Men and women of all ages and ethnicities stroll through the defunct nightclub inspecting sound equipment, African artwork, and plush, semi-circular booths. The restaurant closed in April of last year.
"Alright, everybody, let's gather up front. We'll begin the auction there and make our way around the restaurant," instructs Ken Roebuck of Asset Recovery Auctions.
The crowd squeezes into a tiny space near the front door, and the excitement begins as Roebuck launches into a mile-a-minute auctioneer chant over a set of wall sconces.
Everything in the restaurant, from hand-carved statues of bare-breasted African women and Isaac Hayes commemorative album plaques to speaker systems and spotlighting, must go.
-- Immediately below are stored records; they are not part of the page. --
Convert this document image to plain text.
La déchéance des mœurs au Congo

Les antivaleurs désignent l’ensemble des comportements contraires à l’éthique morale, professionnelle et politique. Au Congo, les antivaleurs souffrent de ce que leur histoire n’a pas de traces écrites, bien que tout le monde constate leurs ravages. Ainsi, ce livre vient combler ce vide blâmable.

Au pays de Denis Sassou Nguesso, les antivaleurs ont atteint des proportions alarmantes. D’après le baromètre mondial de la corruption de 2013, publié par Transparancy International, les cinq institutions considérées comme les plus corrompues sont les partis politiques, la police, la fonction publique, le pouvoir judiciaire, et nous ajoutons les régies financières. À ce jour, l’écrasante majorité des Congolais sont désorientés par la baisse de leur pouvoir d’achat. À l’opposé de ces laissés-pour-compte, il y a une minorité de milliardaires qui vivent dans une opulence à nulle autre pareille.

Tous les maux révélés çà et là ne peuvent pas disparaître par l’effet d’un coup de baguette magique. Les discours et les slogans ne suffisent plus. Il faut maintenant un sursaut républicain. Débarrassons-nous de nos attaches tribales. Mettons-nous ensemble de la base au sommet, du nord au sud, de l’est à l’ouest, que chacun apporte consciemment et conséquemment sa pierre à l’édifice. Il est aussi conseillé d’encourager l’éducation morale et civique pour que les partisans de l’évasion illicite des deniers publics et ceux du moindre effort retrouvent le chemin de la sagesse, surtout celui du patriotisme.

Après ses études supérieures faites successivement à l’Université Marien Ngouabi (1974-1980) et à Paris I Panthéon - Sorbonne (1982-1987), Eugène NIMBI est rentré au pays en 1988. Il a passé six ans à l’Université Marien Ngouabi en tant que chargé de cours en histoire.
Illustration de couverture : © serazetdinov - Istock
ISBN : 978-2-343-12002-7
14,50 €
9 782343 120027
In one far corner, there are even rows of filled salt and pepper shakers awaiting auction.
Paul West from Mississippi Boulevard Christian Church is here to score sound and kitchen equipment, but he's open to any good deals that might come his way.
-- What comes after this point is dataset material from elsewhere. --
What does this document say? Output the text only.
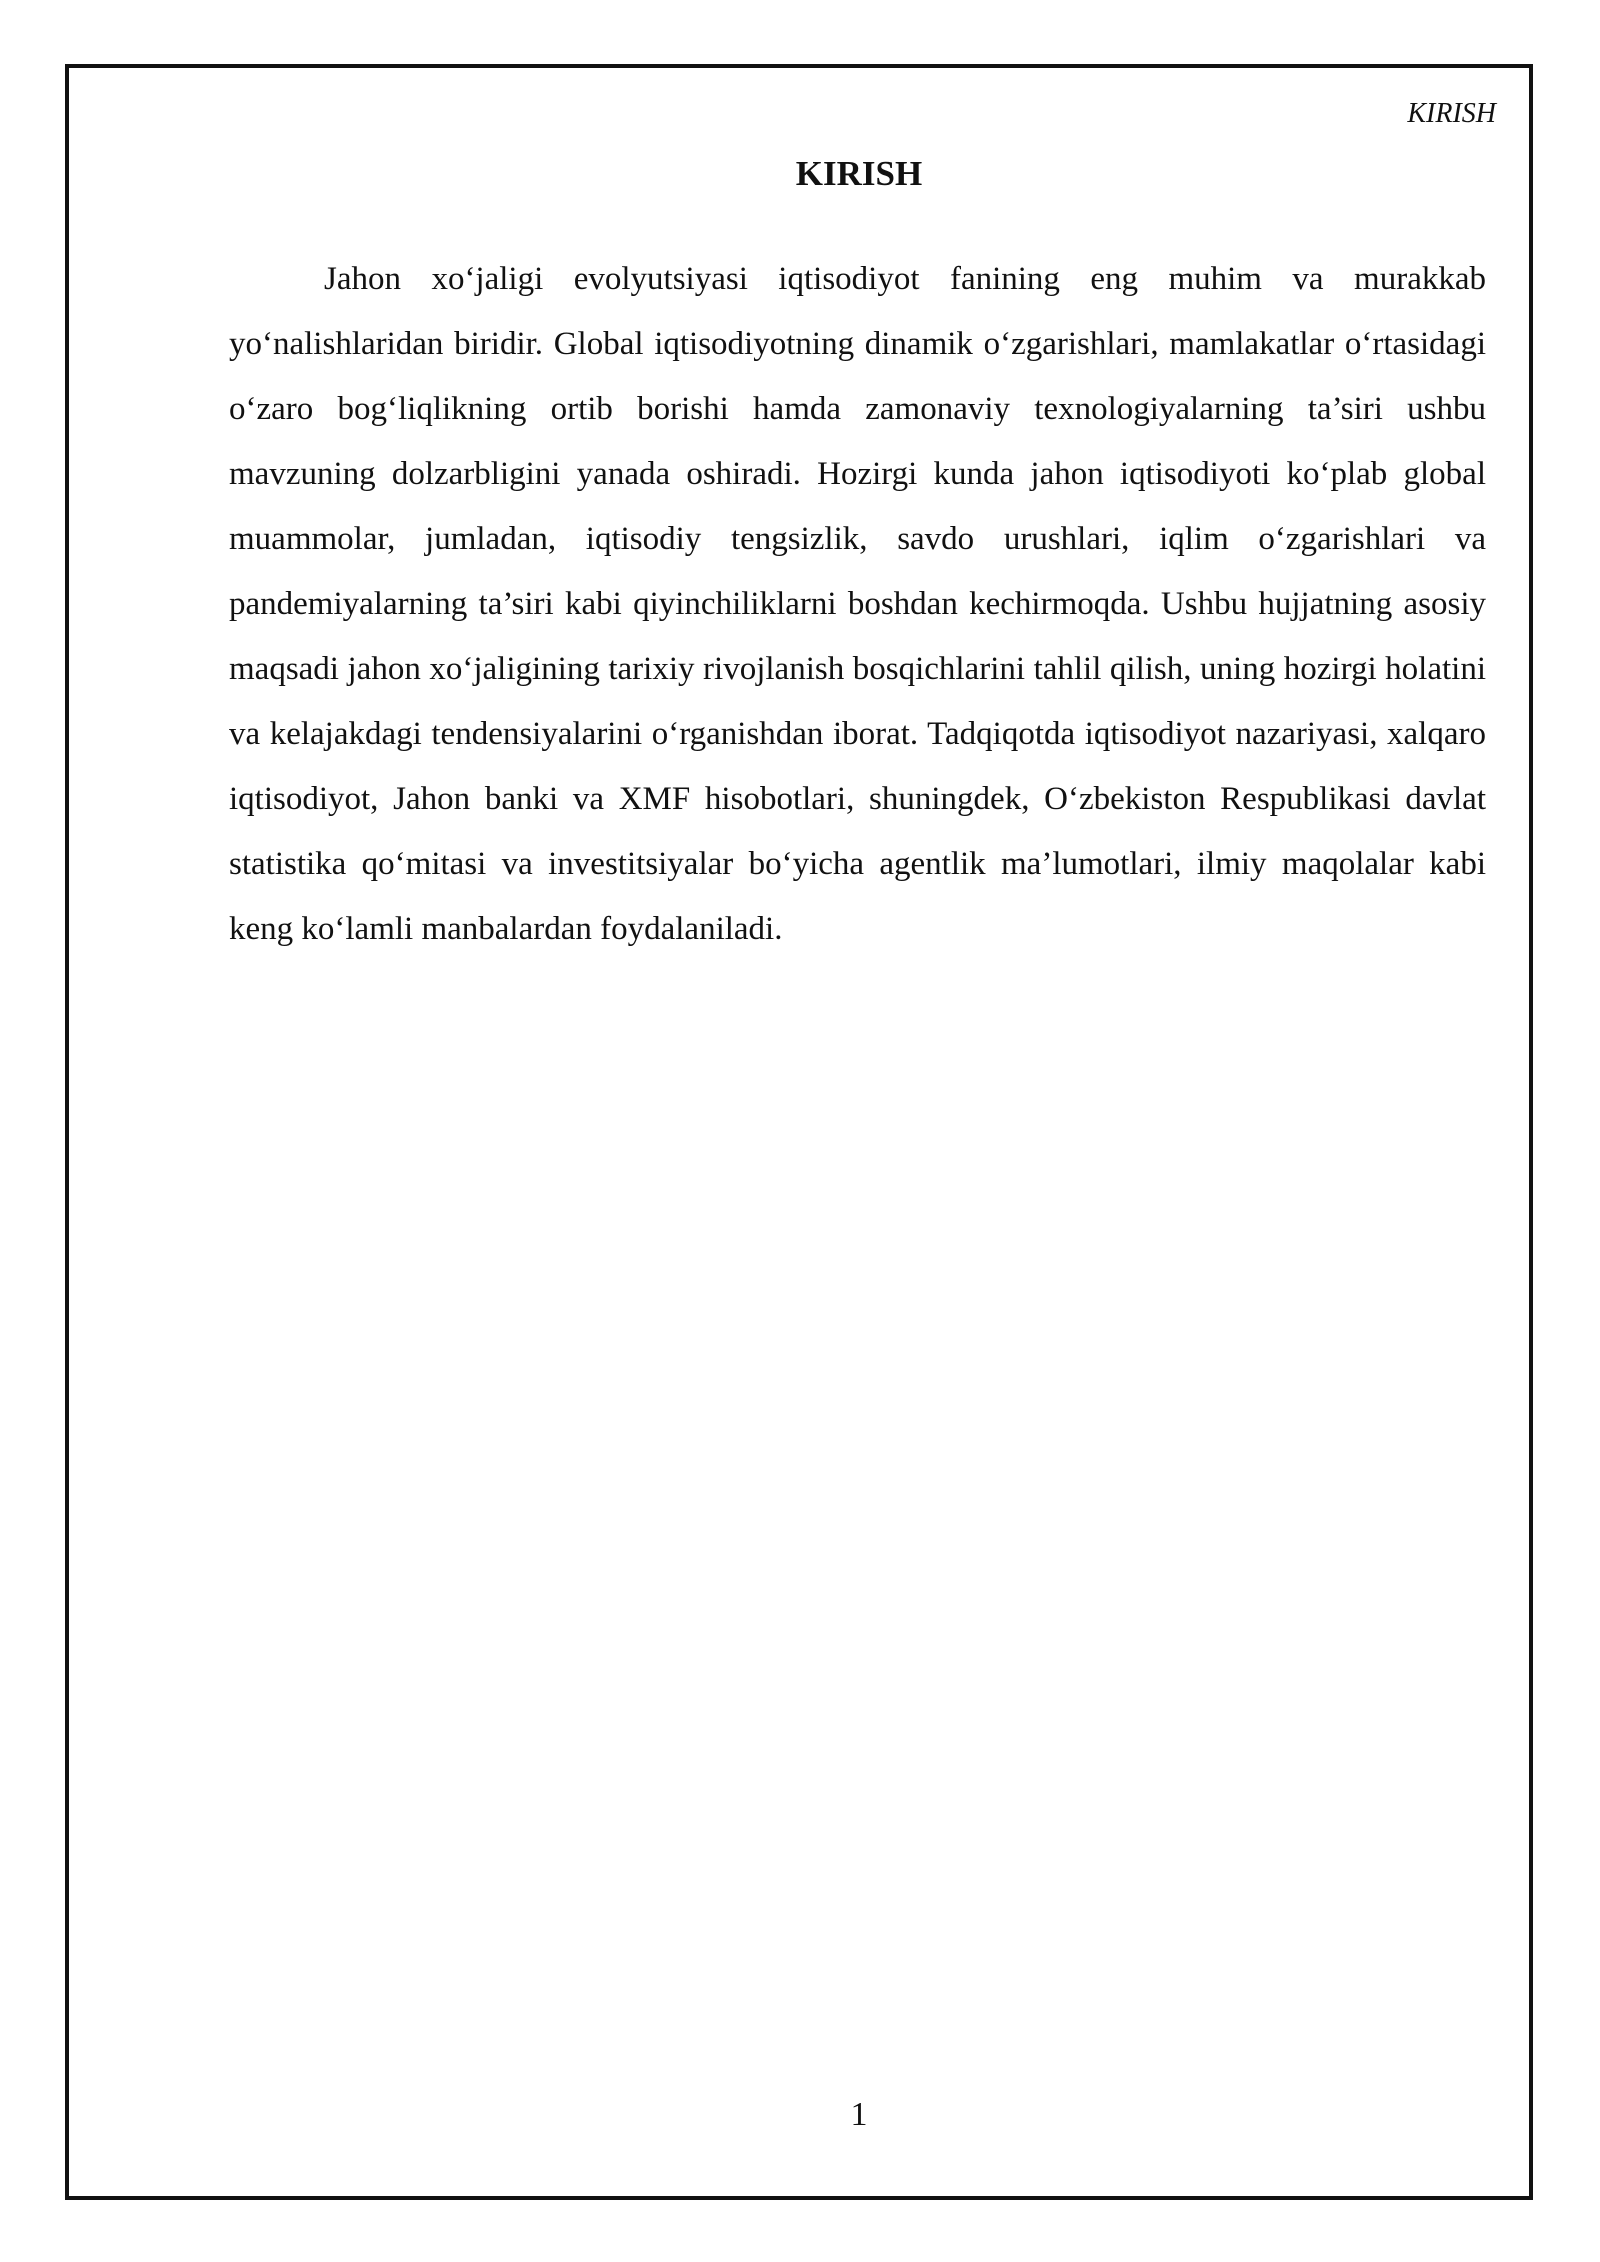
KIRISH
KIRISH

Jahon xo‘jaligi evolyutsiyasi iqtisodiyot fanining eng muhim va murakkab yo‘nalishlaridan biridir. Global iqtisodiyotning dinamik o‘zgarishlari, mamlakatlar o‘rtasidagi o‘zaro bog‘liqlikning ortib borishi hamda zamonaviy texnologiyalarning ta’siri ushbu mavzuning dolzarbligini yanada oshiradi. Hozirgi kunda jahon iqtisodiyoti ko‘plab global muammolar, jumladan, iqtisodiy tengsizlik, savdo urushlari, iqlim o‘zgarishlari va pandemiyalarning ta’siri kabi qiyinchiliklarni boshdan kechirmoqda. Ushbu hujjatning asosiy maqsadi jahon xo‘jaligining tarixiy rivojlanish bosqichlarini tahlil qilish, uning hozirgi holatini va kelajakdagi tendensiyalarini o‘rganishdan iborat. Tadqiqotda iqtisodiyot nazariyasi, xalqaro iqtisodiyot, Jahon banki va XMF hisobotlari, shuningdek, O‘zbekiston Respublikasi davlat statistika qo‘mitasi va investitsiyalar bo‘yicha agentlik ma’lumotlari, ilmiy maqolalar kabi keng ko‘lamli manbalardan foydalaniladi.

1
"We won the big greeting station that was in the front of the restaurant. It went for $150," West says. "We're going to use it as a greeting center for the church."
Others, like Bee Williams, come for the spectacle.
"I like watching people sweat," Williams says. "It's exciting."
But about an hour into the auction, Williams gets into the action and scores two six-foot-tall carved African statues of pencil-thin women with baskets atop their heads for $70.
"We brought some art home from Africa, and I think these will look good with the collection," Williams says.
Betty Maxwell also is looking to enhance her home. After winning all the curtains in the restaurant for $130, Maxwell says she'll use them to partition off her patio. The wrought-iron black railing used to separate restaurant booths from regular seating will become the new fence around Maxwell's yard.
Kris Kourdouvelis, who's known for throwing large parties at his downtown warehouse home, hangs close to the auctioneer as the crowd moves through the restaurant. When the action moves behind the bar, he eagerly places the highest bid on much of the drink mixing equipment. He also wins the restaurant's baby grand piano and four semi-circular booths, one of which is marked with a nameplate that reads "Isaac Hayes Owners Booth."
"I didn't even intend to get that one," says Kourdouvelis, who will use the new seating, cocktail equipment, and sound amplifiers during parties. "I just wanted a set."